Если внимательно прислушаться к тому, что Хартфорд реально говорит о культуре в течение последних тринадцати лет, сразу бросится в глаза, как часто он высказывается о добре и зле, о набожности, о нравственном порядке, о священных ценностях — короче говоря, о религии. Однако тут вся проблема в том, что бедного Хартфорда все последние тринадцать лет практически никто толком даже не слушает. Интеллигенция просто считает его наивным и неуклюжим. И тем не менее Хантингтон Хартфорд все это время был весьма последователен. Для начала давайте вспомним довольно странное название опубликованной им в 1951 году брошюры: «Был ли Бог здесь оскорблен?» (цитата из Бальзака). С тех самых пор абсолютно во всех своих многочисленных эссе об искусстве Хартфорд постоянно использовал такие выражения, как «духовная жизнь нашего времени», «истинное и порочное», «Божество», «Высочайший», «Человек, которого некогда называли Князем Мира», «Сам Иисус Христос»… О своем музее он говорит как о «храме». Он высекает на стене Цитату из Киплинга про «Него, велевшего ей — быть!». И все же основной темой всего этого стилизованного благовествования является искусство.

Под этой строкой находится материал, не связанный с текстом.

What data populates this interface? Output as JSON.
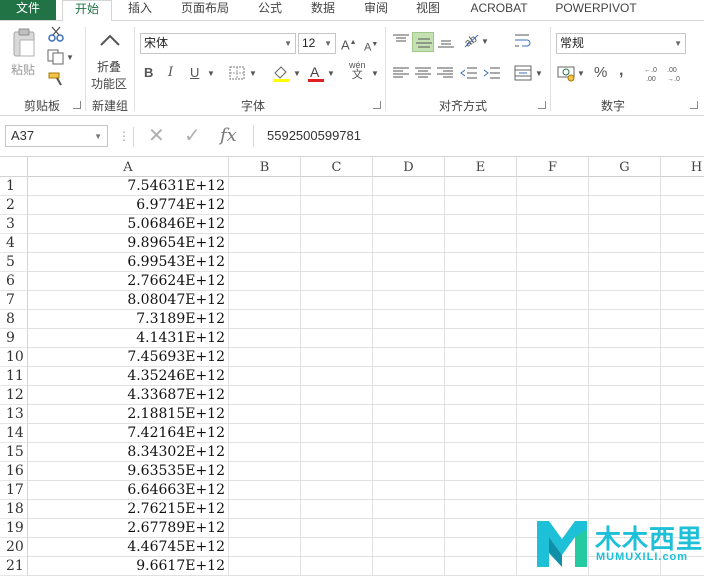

Некоторые фразы Хартфорда содержат в себе любопытно-антикварные элементы языка XIX столетия. «Человек, которого некогда называли Князем Мира» — честно говоря, сомневаюсь, что во всей Объединенной теологической семинарии найдется хоть один священник, который сегодня отважится использовать подобное выражение.

Хартфорда, однако, все это ничуть не тревожит. Большая часть его мышления являет собой преднамеренный возврат к умственной атмосфере викторианской Англии, к тому Zeitgeist4, который ему самым что ни на есть капитальным образом навязывала матушка, Генриэтта Герард Хартфорд, благородная дама-южанка.

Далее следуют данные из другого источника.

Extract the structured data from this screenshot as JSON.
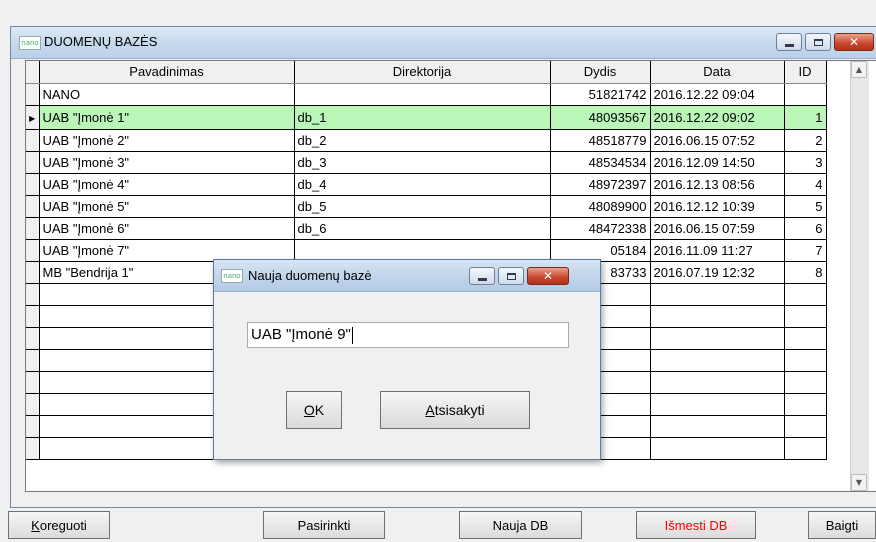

Существует просто замечательная фотография Хартфорда и его матушки, которая может очень о многом поведать. На этой фотографии шестнадцатилетний Хантингтон Хартфорд стоит, идеально выпрямив спину, в двубортном блейзере и брюках цвета сливочного мороженого, а его волосы ложатся на лоб золотистыми кудрями, как на картинах Гейнсборо. Матушка стоит сзади своего сына, выглядывая из-под громадной шляпы для садовых вечеринок, сияя улыбкой, которая совершенно недвусмысленно говорит: «Мой Мальчик». Атмосфера на этой фотографии точно такая же, что и на верандах в Ньюпорте, Род-Айленд, — пение хором в гостиной, крокет на дальней лужайке, соломенные шляпы, веера с вышивкой, листья мяты, приемы гостей по пятницам, подсвечники Тиффани, батиковые зонтики от солнца, теннисные рубашки, кожа из Марокко, вербена, синие мухи и зеленовато-желтые дни в тени дерева — короче говоря, светская жизнь году эдак в 1880-м. Однако фотография была сделана в 1927 году, за пару лет до начала Великой депрессии.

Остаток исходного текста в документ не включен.